Product Documentation

Points to Consider for a High Availability Setup

Sep 01, 2016

Note the following requirements for configuring systems in an HA setup:

  • In an HA configuration, the primary and secondary NetScaler appliances should be of the same model. Different NetScaler models are not supported in an HA pair (for example, you cannot configure a 10010 model and a 7000 model as an HA pair).
  • In an HA setup, both nodes must run the same version of NetScaler, for example, nCore/nCore or classic/classic. If the nodes are running NetScaler classic and you want to migrate to NetScaler nCore of the same NetScaler release, prop and sync are not supported during the migration process. Once migration is complete, prop and sync are auto-enabled. The same applies if you migrate from NetScaler nCore to NetScaler classic.
  • Entries in the configuration file (ns.conf) on both the primary and the secondary system must match, with the following exceptions:
    • The primary and the secondary systems must each be configured with their own unique NetScaler IP addresses (NSIPs.)
    • In an HA pair, the node ID and associated IP address of one node must point to the other node. For example, if you have nodes NS1 and NS2, you must configure NS1 with a unique node ID and the IP address of NS2, and you must configure NS2 with a unique node ID and the IP address of NS1.
  • If you create a configuration file on either node by using a method that does not go directly through the GUI or the CLI (for example, importing SSL certificates, or changing to startup scripts), you must copy the configuration file to the other node or create an identical file on that node.
  • Initially, all NetScaler appliances are configured with the same RPC node password. RPC nodes are internal system entities used for system-to-system communication of configuration and session information. For security, you should change the default RPC node passwords.

    One RPC node exists on each NetScaler. This node stores the password, which is checked against the password provided by the contacting system. To communicate with other systems, each NetScaler requires knowledge of those systems, including how to authenticate on those systems. RPC nodes maintain this information, which includes the IP addresses of the other systems, and the passwords they require for authentication.

    RPC nodes are implicitly created when adding a node or adding a Global Server Load Balancing (GSLB) site. You cannot create or delete RPC nodes manually.
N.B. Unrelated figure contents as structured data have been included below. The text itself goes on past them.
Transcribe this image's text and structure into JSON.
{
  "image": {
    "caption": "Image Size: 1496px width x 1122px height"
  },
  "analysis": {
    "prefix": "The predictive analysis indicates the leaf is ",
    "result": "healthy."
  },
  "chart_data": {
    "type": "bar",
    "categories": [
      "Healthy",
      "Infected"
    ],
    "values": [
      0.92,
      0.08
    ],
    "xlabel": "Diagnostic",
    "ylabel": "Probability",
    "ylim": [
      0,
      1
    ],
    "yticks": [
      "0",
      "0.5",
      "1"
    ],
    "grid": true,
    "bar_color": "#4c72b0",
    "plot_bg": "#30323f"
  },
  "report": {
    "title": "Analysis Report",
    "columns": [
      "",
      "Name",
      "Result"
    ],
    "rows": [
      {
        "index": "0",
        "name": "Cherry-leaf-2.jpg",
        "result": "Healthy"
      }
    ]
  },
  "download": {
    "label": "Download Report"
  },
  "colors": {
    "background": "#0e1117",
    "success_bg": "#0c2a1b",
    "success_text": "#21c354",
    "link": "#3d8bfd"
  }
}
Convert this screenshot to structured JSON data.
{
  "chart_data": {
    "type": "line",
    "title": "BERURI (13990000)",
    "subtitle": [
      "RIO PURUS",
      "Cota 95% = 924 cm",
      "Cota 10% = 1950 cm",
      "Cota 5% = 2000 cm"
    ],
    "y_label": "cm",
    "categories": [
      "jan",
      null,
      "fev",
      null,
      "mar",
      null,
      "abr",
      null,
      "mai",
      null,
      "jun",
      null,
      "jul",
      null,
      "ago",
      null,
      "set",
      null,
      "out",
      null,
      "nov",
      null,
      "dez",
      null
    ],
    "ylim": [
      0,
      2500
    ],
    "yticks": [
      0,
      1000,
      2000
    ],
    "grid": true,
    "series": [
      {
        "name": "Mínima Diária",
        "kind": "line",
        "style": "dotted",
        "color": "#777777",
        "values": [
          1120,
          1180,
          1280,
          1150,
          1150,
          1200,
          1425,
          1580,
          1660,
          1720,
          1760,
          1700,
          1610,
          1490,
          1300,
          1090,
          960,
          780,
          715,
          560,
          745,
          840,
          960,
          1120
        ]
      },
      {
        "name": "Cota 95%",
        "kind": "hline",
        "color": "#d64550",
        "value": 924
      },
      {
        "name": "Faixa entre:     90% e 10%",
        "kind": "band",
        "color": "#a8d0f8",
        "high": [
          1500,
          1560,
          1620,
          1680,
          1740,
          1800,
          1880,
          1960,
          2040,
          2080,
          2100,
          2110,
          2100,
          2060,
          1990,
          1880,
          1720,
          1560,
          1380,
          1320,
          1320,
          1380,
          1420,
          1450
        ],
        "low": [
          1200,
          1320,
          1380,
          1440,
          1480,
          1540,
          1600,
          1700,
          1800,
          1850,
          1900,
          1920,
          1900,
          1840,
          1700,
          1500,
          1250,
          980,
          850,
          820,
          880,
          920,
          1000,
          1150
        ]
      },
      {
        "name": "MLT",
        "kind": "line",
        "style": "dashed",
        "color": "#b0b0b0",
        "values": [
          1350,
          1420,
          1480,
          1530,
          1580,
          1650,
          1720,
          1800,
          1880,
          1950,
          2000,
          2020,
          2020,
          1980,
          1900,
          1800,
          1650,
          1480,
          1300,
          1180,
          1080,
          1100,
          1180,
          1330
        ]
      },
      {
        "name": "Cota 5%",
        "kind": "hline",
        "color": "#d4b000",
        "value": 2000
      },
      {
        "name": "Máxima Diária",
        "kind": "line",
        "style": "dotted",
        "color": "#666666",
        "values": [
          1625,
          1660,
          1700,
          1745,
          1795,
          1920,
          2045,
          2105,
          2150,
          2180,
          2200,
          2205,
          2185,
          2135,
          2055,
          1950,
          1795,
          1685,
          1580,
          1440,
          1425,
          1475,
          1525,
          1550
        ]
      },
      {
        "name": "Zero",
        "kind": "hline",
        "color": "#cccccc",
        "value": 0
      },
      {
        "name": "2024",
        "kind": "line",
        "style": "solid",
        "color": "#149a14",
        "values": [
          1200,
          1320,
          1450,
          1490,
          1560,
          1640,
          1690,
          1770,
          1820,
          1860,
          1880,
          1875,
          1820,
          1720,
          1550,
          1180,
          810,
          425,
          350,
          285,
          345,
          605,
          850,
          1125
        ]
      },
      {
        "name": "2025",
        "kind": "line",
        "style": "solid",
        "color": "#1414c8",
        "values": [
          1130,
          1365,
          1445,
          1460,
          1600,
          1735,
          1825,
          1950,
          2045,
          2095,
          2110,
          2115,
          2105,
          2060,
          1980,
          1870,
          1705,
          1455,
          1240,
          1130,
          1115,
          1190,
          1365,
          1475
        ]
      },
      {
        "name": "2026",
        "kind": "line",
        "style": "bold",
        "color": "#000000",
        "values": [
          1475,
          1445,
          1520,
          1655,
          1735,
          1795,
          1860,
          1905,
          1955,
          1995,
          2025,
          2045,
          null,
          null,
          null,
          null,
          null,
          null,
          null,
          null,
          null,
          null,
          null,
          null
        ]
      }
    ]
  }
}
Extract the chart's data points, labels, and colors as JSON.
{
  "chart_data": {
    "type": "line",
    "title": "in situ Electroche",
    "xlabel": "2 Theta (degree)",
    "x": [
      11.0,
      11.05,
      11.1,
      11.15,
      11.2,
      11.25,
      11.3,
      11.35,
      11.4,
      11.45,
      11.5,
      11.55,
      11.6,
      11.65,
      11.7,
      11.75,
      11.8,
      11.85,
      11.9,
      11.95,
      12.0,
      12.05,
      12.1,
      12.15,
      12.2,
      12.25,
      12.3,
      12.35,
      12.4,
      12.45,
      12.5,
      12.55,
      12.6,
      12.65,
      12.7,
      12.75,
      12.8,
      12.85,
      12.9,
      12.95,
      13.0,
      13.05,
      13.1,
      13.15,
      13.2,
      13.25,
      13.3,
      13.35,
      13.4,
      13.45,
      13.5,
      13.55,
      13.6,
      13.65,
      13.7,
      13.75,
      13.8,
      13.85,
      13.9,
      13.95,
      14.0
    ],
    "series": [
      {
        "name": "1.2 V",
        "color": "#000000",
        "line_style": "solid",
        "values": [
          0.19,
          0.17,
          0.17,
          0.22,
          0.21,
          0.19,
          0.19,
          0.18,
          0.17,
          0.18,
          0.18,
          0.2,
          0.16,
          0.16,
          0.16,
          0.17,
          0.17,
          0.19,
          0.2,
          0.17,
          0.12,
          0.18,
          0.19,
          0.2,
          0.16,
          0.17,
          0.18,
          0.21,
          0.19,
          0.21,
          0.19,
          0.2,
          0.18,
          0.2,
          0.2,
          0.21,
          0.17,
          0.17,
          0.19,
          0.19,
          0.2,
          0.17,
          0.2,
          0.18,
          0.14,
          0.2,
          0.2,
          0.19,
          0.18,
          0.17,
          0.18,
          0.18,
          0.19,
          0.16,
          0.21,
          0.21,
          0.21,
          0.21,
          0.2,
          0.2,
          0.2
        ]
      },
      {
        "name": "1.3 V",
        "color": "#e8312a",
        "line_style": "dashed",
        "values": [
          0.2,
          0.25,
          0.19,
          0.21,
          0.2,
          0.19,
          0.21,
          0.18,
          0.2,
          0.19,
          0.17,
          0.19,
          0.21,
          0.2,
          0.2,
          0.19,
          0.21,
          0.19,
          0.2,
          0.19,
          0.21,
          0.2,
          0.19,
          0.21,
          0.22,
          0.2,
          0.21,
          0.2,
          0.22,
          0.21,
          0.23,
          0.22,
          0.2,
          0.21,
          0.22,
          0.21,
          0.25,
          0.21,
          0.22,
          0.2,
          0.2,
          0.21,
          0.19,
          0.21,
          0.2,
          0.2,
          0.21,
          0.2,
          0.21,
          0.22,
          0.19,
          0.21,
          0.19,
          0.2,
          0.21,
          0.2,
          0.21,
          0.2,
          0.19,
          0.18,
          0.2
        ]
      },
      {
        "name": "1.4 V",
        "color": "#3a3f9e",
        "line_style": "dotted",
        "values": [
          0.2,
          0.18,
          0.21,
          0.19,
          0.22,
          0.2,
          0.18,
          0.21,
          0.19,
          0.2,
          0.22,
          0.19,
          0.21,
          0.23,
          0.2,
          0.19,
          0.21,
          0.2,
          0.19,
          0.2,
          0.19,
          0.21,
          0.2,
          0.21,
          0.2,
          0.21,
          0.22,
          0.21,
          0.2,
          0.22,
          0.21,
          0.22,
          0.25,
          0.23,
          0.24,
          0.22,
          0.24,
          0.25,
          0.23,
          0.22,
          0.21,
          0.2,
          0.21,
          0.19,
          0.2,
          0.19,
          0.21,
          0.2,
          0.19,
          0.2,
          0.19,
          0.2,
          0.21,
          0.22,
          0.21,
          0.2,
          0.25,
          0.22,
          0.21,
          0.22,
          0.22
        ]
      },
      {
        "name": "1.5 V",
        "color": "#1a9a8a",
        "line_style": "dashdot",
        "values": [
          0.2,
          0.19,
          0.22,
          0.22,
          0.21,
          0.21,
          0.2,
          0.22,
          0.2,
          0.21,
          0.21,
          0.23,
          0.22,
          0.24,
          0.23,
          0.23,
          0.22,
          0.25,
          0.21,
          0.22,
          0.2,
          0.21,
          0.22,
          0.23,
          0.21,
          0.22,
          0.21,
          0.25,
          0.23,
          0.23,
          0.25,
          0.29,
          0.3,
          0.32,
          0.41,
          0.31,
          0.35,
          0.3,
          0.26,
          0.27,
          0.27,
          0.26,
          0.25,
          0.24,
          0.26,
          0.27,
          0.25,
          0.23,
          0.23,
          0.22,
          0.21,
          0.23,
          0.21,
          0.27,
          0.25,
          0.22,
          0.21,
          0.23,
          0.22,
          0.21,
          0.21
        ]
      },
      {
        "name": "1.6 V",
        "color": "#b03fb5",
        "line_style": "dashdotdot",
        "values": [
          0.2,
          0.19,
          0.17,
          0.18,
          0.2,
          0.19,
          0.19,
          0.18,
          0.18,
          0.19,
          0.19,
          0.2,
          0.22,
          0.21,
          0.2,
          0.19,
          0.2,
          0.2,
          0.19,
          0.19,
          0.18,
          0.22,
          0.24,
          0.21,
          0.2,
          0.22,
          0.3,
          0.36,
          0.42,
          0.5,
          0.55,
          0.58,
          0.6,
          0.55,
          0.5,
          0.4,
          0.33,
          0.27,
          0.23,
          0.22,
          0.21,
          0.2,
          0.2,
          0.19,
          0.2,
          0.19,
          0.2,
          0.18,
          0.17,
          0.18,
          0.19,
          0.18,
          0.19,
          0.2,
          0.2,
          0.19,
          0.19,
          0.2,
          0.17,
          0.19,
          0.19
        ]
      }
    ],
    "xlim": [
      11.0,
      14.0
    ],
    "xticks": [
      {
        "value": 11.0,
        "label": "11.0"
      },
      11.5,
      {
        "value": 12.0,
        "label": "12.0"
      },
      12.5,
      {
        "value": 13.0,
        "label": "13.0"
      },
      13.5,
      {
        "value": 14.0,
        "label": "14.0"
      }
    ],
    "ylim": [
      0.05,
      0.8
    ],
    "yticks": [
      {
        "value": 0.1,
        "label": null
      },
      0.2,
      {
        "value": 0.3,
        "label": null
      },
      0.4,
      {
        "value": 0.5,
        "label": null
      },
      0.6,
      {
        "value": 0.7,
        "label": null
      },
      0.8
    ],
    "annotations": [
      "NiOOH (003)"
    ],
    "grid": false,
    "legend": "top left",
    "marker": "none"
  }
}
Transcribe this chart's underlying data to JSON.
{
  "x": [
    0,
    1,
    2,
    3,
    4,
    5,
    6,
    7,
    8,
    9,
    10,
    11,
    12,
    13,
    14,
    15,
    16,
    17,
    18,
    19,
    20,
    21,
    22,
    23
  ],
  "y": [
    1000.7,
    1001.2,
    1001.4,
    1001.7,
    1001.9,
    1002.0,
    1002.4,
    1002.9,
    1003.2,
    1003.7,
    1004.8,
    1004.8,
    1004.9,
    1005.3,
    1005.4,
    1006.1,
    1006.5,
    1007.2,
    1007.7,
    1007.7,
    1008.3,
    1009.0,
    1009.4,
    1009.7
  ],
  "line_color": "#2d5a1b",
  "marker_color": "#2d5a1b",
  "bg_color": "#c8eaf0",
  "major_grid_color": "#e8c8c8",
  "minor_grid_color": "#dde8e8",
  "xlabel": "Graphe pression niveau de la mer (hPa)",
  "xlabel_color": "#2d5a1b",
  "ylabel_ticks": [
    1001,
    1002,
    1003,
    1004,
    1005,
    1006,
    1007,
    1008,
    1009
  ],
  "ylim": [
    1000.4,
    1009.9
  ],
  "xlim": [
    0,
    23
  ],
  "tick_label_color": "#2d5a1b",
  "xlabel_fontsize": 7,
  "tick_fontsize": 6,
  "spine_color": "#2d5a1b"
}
    Note: If the NetScaler appliances in a high availability setup are configured in one-arm mode, you must disable all system interfaces except the one connected to the switch or hub.
  • For an IPv6 HA configuration, the following considerations apply:
    • You must install the IPv6PT license on both NetScaler appliances.
    • After installing the IPv6PT license, enable the IPv6 feature by using the configuration utility or the command line interface.
    • Both NetScaler appliances require a global NSIP IPv6 address. In addition, network entities (for example, switches and routers) between the two nodes must support IPv6.